No supermercado Odivan, se tornou confeiteira e mais tarde seria a responsável pela confecção dos bolos da Panificadora Princesa, do Bairro Iririú. “Foram mais 12 anos fazendo bolos com muito amor e carinho”. Esse, talvez, seja o segredo de Margarida que, até hoje, recebe encomendas em casa.
Depois de se aposentar, pôde se dedicar ainda mais para o trabalho na igreja. A escolha pelos idosos tem a ver com uma dificuldade que viveu quando tinha 38 anos. “Estive entre a vida e a morte por conta de uma grave doença e, no leito do hospital, fiz uma promessa: a de dedicar minha vida no auxílio a pessoas com necessidades de saúde”, relembra.
Em 2007, então, atendeu a um convite para o curso de formação da Pastoral da Pessoa Idosa. Preparada, buscou auxílio de lideranças e fundou uma extensão da pastoral em Joinville. Hoje, ao lado da coordenadora Maria Schimidt, ela atua na secretaria da pastoral do Aventureiro, que conta com 54 voluntários e atende 204 idosos.
O trabalho da pastoral consiste na visita dos idosos mensalmente. Cada voluntário pode visitar até 10 idosos por mês. Durante as visitas, os voluntários preenchem um formulário de acompanhamento da saúde e condições de vida dos idosos, além de também fornecer orientações. “Logo que a gente chega no portão, eles já nos convidam para entrar, rezar, e conversar sobre a vida”, revela Margarida, que visita a idosa Maria de Melo todos os meses, desde 2007.

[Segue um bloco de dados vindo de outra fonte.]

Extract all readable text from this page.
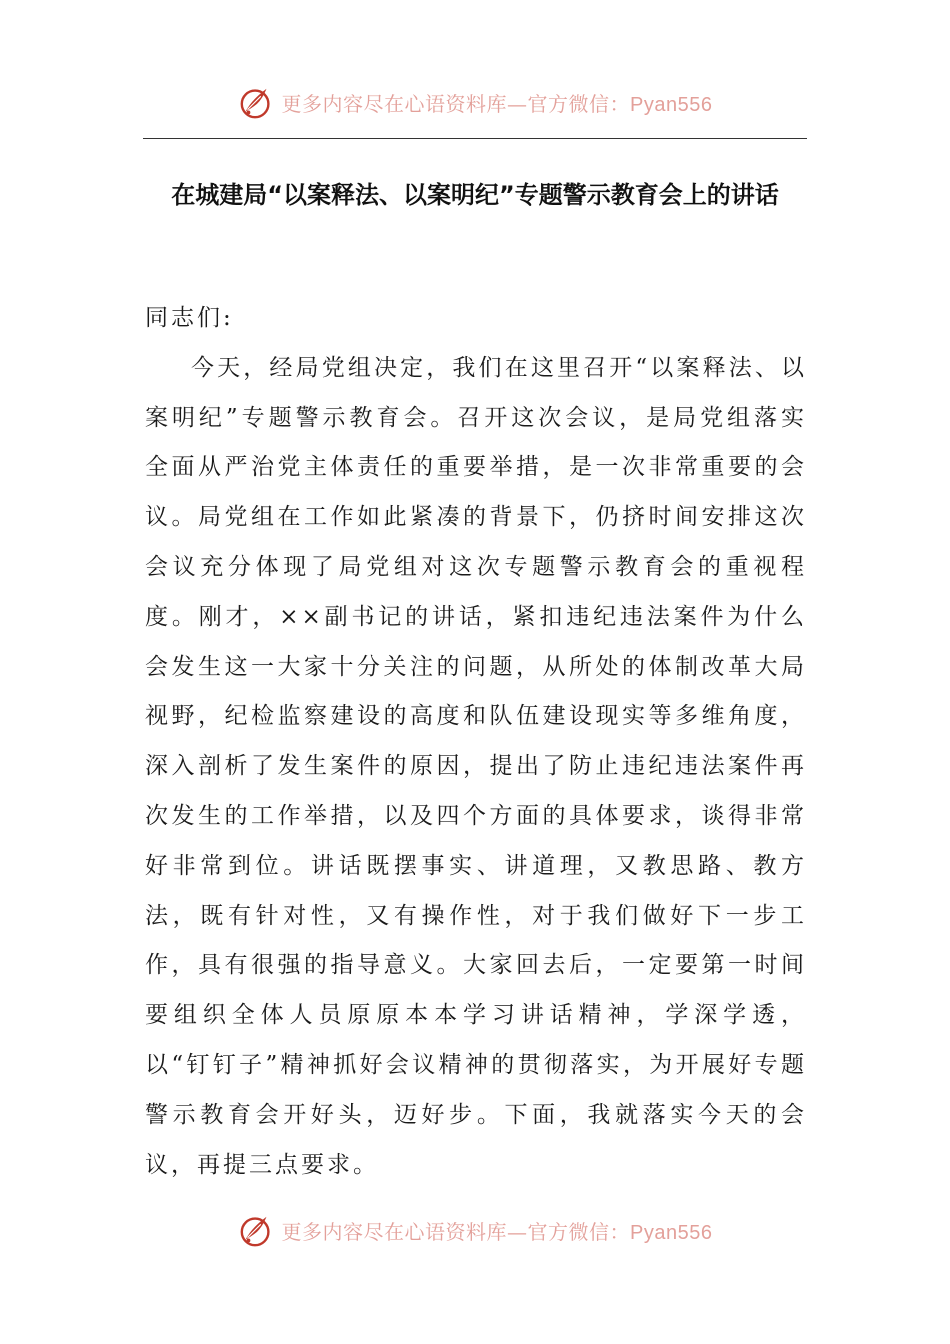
更多内容尽在心语资料库—官方微信：Pyan556
在城建局“以案释法、以案明纪”专题警示教育会上的讲话

同志们:

今天，经局党组决定，我们在这里召开“以案释法、以案明纪”专题警示教育会。召开这次会议，是局党组落实全面从严治党主体责任的重要举措，是一次非常重要的会议。局党组在工作如此紧凑的背景下，仍挤时间安排这次会议充分体现了局党组对这次专题警示教育会的重视程度。刚才，××副书记的讲话，紧扣违纪违法案件为什么会发生这一大家十分关注的问题，从所处的体制改革大局视野，纪检监察建设的高度和队伍建设现实等多维角度，深入剖析了发生案件的原因，提出了防止违纪违法案件再次发生的工作举措，以及四个方面的具体要求，谈得非常好非常到位。讲话既摆事实、讲道理，又教思路、教方法，既有针对性，又有操作性，对于我们做好下一步工作，具有很强的指导意义。大家回去后，一定要第一时间要组织全体人员原原本本学习讲话精神，学深学透，以“钉钉子”精神抓好会议精神的贯彻落实，为开展好专题警示教育会开好头，迈好步。下面，我就落实今天的会议，再提三点要求。

更多内容尽在心语资料库—官方微信：Pyan556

O trabalho de Margarida e da equipe da pastoral é grande, mas carece de mais voluntários. Em 2016, a pastoral não conseguiu ampliar o alcance, porque não encontrou pessoas com disposição para o trabalho voluntário.
“Infelizmente, percebemos que nossa sociedade está desprezando os idosos. Na área da saúde temos o exemplo disso, onde o estatuto do idoso é desrespeitado. Eles precisam aguardar um mês para se consultar, outro para realizar um exame e mais um para entregar o resultado. Ou seja, muitas vezes eles precisam escolher entre pagar ou morrer”, lamenta.